Given these restricted hours and the fact that we tend to record programs for later viewing rather than watching anything live, you would imagine that my viewing choices would be a veritable cavalcade of documentaries, political exposés, hard-hitting journalistic investigations and other such worthy items. Sadly though, my television viewing tends to be pure escapism, for in truth I get enough righteous angst, wrath and ire from my reading, writing, breathing, talking, walking, fist-shaking, out-the-window-at-the-kids-in-the-street-shouting and other daily mundane actives ending in -ing. I like my sci-fi and I am happy to, as the Very Understanding Girlfriend says, reclaim the shame.

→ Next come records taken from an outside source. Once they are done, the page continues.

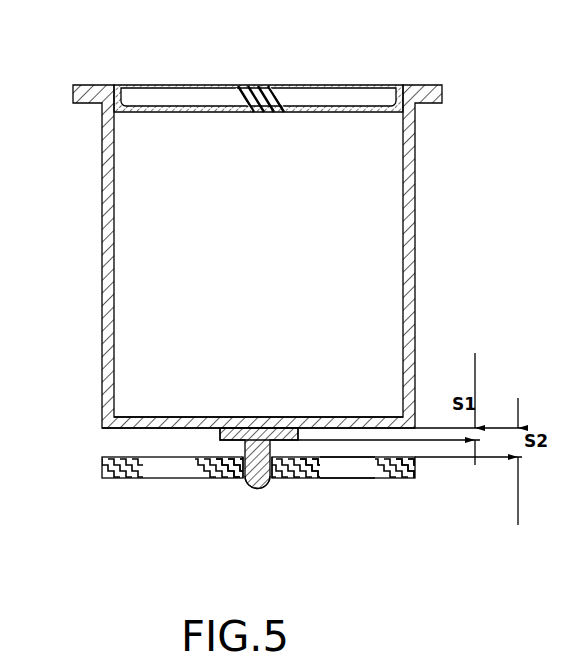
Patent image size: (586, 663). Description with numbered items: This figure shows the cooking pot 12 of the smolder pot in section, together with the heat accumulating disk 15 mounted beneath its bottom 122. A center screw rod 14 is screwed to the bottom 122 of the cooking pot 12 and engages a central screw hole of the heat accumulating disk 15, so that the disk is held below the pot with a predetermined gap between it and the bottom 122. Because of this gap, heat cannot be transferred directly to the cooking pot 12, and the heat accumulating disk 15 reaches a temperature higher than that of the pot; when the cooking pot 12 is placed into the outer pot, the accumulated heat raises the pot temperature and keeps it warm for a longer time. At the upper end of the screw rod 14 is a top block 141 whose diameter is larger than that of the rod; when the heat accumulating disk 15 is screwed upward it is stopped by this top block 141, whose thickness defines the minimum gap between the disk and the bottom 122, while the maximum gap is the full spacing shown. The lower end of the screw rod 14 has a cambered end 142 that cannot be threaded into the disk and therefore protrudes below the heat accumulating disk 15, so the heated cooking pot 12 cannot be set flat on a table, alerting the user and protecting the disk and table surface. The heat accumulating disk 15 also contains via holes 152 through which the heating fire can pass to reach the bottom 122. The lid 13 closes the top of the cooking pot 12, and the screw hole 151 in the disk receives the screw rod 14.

The cooking pot 12 is at (415, 281).
The bottom 122 is at (136, 417).
The lid 13 is at (351, 109).
The center screw rod 14 is at (269, 450).
The top block 141 is at (257, 427).
The cambered end 142 is at (257, 483).
The heat accumulating disk 15 is at (102, 462).
The hole of base plate 151 is at (245, 476).
The via hole 152 is at (347, 473).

All of this is a rather roundabout way of prepping the scene to mention two rather good series that I watched this year, 'Being Human' on BBC3 and 'Misfits' on E4.

'Being Human' was a six-part series charting the relationships between a vampire, werewolf and ghost that all share a flat in Bristol. The vampire and werewolf just want to try and live normal lives and face a constant battle to overcome their inner natures, and the ghost tries to come to terms with her death and separation from her fiancee, who to add to her torment owns the flat they all live in and frequently pops round with his new girlfriend. Its not glamorous, its all a bit dingy and grotty, and does a far more believable job of portraying supernatural characters trying to preserve their humanity in the face of an existential and physical crises than comparable US dramas (True Blood being the most obvious comparison). It is also genuinely funny, but without the campy playing-to-the-fourth-wall of Buffy.

If 'Being Human' is the anti-'True Blood', then 'Misfits' is the anti-'Heroes'. Another six-parter, the series follows five juvenile delinquents coming to terms with having super-powers while working through court-ordered community service. The power each gains is a manifestation of their own base personality, the shy guy that nobody likes can turn invisible, the insecure girl can hear other people's thoughts etc, and the show is more about the development of their relationships with each other, and finding a new level of respect for themselves (oh, and hiding the bodies of a couple folks they murder). Shot in a style reminiscent of Charlie Brooker's excellent zombie/Big Brother mashup "Dead Set" its dark, graphic and very, very funny.

Apart from the strong writing, gritty realism and deft execution of intriguing ideas, what these two shows have in common are great performances from a number of talented Irish actors. Dublin-born Aidan Turner plays the vampire 'Mitchell' in 'Being Human', in which fellow Dubliner Sinead Keenan (most recently seen in the last two David Tennant episodes of 'Doctor Who') also has a recurring part, and arguably the central character in 'Misfits', the distinctly annoying Nathan, is brilliantly played by Portlaoise-born Robert Sheehan, the bastard offspring of Cillian Murphy and Tommy Tiernan.

In recent years much has been made of the British invasion of US TV shows, with British actors taking lead roles in everything from 'House' to "The Wire', but in almost all these cases they are forced to sublimate their national identity and adopt at times ridiculous Mid-Atlantic and other faux-American accents. In contrast Turner and Sheehan manage to revel in their Irishness, without it ever being used as a plot hook on which to hang a coat of Oirishness. This is a testament to both the strength of the writers and their own ability as actors.

The new series of 'Being Human' starts on January 10th on BBC Three, series one is available on DVD. Misfits is also available on DVD, a second series has been greenlit, but as of yet no air date has been released.

Ah, to think of how grumpy I would be without such escapist fantasy to sooth my troubled soul. I think the survivors would envy the dead.

As an aside if you are interested in television and other "cultural" imports from across the water, you really should check out Mr Tim's rather excellent pop culture blog, Inessentials. There may be a little too much 'Glee' for the average person's taste (as in, any 'Glee' is a little too much), but the writing is really spot on.